LEISA : Mendapat Keuntungan Maximum dari Pola Integrasi Perkebunan Kelapa Sawit & Peternakan

INDONESIA BERTANAM

Integrasi ternak ke dalam perkebunan kelapa sawit dilakukan dengan pendekatan konsep LEISA (Low Ekternal Input System Agriculture), di mana ketergantungan antara tanaman perkebunan dan ternak dapat memberi keuntungan pada kedua subsektor tersebut. Oleh karena itu, program keterpaduan antara kelapa sawit dan ternak ruminansia harus didukung dengan penerapan teknologi yang tepat/sesuai sehingga produksi yang dihasilkan dapat lebih efisien, berdaya saing dan berkelanjutan.

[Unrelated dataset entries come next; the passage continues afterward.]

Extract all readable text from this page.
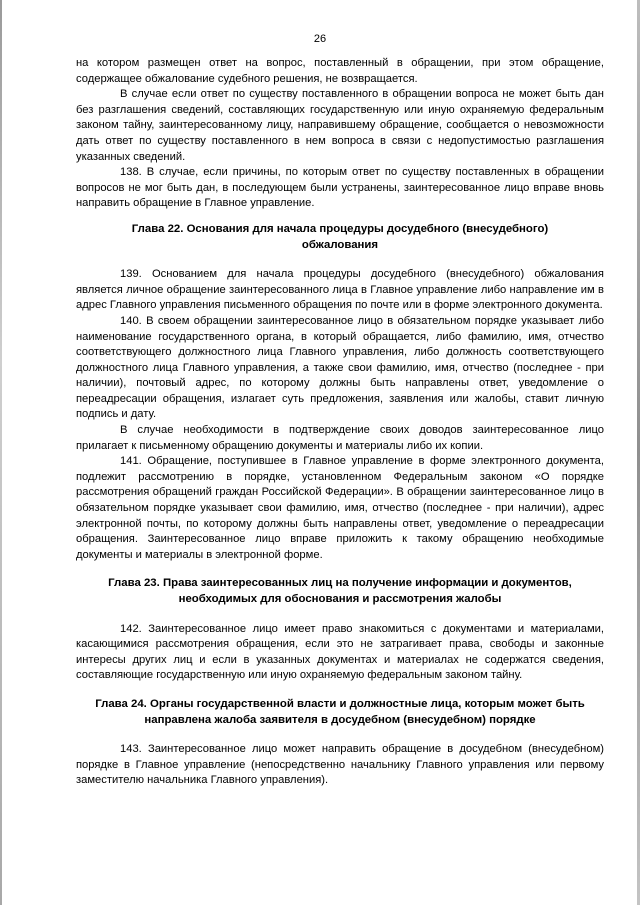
26

на котором размещен ответ на вопрос, поставленный в обращении, при этом обращение, содержащее обжалование судебного решения, не возвращается.

В случае если ответ по существу поставленного в обращении вопроса не может быть дан без разглашения сведений, составляющих государственную или иную охраняемую федеральным законом тайну, заинтересованному лицу, направившему обращение, сообщается о невозможности дать ответ по существу поставленного в нем вопроса в связи с недопустимостью разглашения указанных сведений.

138. В случае, если причины, по которым ответ по существу поставленных в обращении вопросов не мог быть дан, в последующем были устранены, заинтересованное лицо вправе вновь направить обращение в Главное управление.

Глава 22. Основания для начала процедуры досудебного (внесудебного) обжалования

139. Основанием для начала процедуры досудебного (внесудебного) обжалования является личное обращение заинтересованного лица в Главное управление либо направление им в адрес Главного управления письменного обращения по почте или в форме электронного документа.

140. В своем обращении заинтересованное лицо в обязательном порядке указывает либо наименование государственного органа, в который обращается, либо фамилию, имя, отчество соответствующего должностного лица Главного управления, либо должность соответствующего должностного лица Главного управления, а также свои фамилию, имя, отчество (последнее - при наличии), почтовый адрес, по которому должны быть направлены ответ, уведомление о переадресации обращения, излагает суть предложения, заявления или жалобы, ставит личную подпись и дату.

В случае необходимости в подтверждение своих доводов заинтересованное лицо прилагает к письменному обращению документы и материалы либо их копии.

141. Обращение, поступившее в Главное управление в форме электронного документа, подлежит рассмотрению в порядке, установленном Федеральным законом «О порядке рассмотрения обращений граждан Российской Федерации». В обращении заинтересованное лицо в обязательном порядке указывает свои фамилию, имя, отчество (последнее - при наличии), адрес электронной почты, по которому должны быть направлены ответ, уведомление о переадресации обращения. Заинтересованное лицо вправе приложить к такому обращению необходимые документы и материалы в электронной форме.

Глава 23. Права заинтересованных лиц на получение информации и документов, необходимых для обоснования и рассмотрения жалобы

142. Заинтересованное лицо имеет право знакомиться с документами и материалами, касающимися рассмотрения обращения, если это не затрагивает права, свободы и законные интересы других лиц и если в указанных документах и материалах не содержатся сведения, составляющие государственную или иную охраняемую федеральным законом тайну.

Глава 24. Органы государственной власти и должностные лица, которым может быть направлена жалоба заявителя в досудебном (внесудебном) порядке

143. Заинтересованное лицо может направить обращение в досудебном (внесудебном) порядке в Главное управление (непосредственно начальнику Главного управления или первому заместителю начальника Главного управления).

Pada dasarnya sistem keterpaduan ini menjadikan daur ulang “resource driven” sumber daya yang tersedia secara optimal. Hasil samping dari limbah perkebunan dapat dimanfaatkan sebagai bahan pakan ternak, sedangkan kotoran ternak dan sisa pakan serta hasil panen yang tidak dapat digunakan untuk pakan dapat didekomposisi menjadi kompos sebagai penyedia unsur hara untuk meningkatkan kesuburan lahan. Kondisi produktivitas ternak sangat tergantung kepada ketersediaan pakan yang berkualitas untuk mendapatkan produksi yang optimal. Kekurangan zat nutrisi pakan akan mempengaruhi seluruh fungsi faali tubuh, yang mana sampai dengan 95% dipengaruhi…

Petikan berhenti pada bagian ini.